Early Luton Town Football Club supporters at a home match
People in Luton will share their memories of love, work and sport thanks to National Lottery players.

Three projects will share nearly £200,000 of National Lottery funding to explore the heritage of Luton Town Football Club, how the car industry has changed the town and the ways different cultures celebrate weddings.

“Together, these projects prove how the heritage around us in our memories and cultures can be used to start new conversations about the places we live.” Robyn Llewellyn, Head of HLF East of England

Luton Town Football Club

There are over 30,000 objects charting the 133-year history of Luton Town Football Club, but most are hidden in people’s homes or the club’s storeroom.

Hatter’s Heritage, a society dedicated to the club’s history, has been awarded £99,300 to catalogue and digitise these objects for the very first time.

Through a new website, community events and exhibitions, the project will share some fascinating stories including:

  • The club’s foundation in 1885 and move to Kenilworth Road in 1903 where it has remained ever since
  • Gaining the title of the first professional football team in the South of England in 1891
  • A 1936 women's match, which took place against strict F.A rules banning the playing of women's football at professional grounds.

Car industry

The car industry has played a big part in the development of Luton as a major employer in the town.

Community Interest Luton has been awarded £42,500 to enable young people to explore the impact the industry has had and how it has changed from the 1960s to today.

They will collect first-hand stories from people who worked, or still work, in the car industry, with a particular focus on Vauxhall, which has its headquarters in Luton.

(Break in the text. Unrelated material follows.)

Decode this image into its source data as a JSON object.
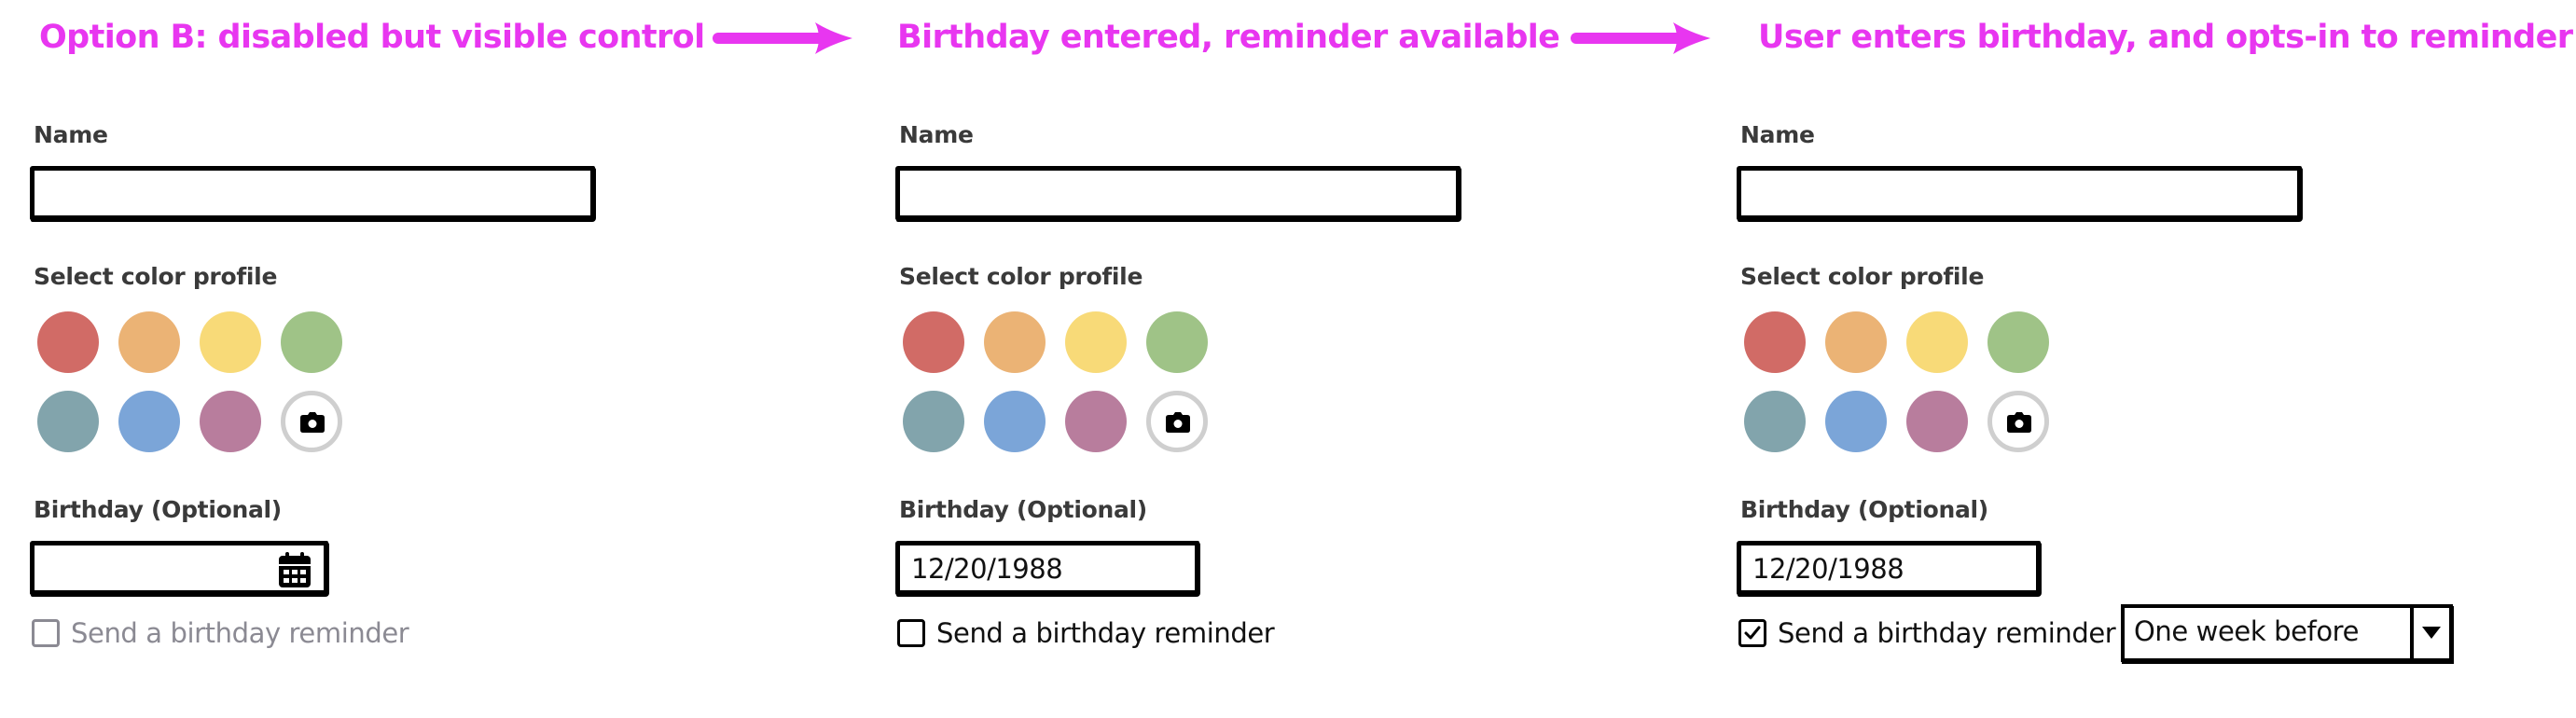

Their stories will be central to a public exhibition in 2019.

Wedding traditions

A shared milestone for many different cultures, weddings are the focus of a project bringing Luton’s diverse communities together.

One Stop Advice and Training Centre has been awarded £38,800 to lead the project alongside a group of young people from disadvantaged backgrounds.

They will interview people from different cultures, religions and generations to collect oral histories, memories and stories about weddings.

A special wedding fair will celebrate the completion of the project – complete with bridal couture, examples of traditions and food.

Robyn Llewellyn, Head of HLF East of England, said: “Thanks to money raised by National Lottery players, three exciting community projects will be exploring the heritage of Luton through stories about work, sporting life and love. Together, they prove how the heritage around us in our memories and cultures can be used to start new conversations about the places we live.”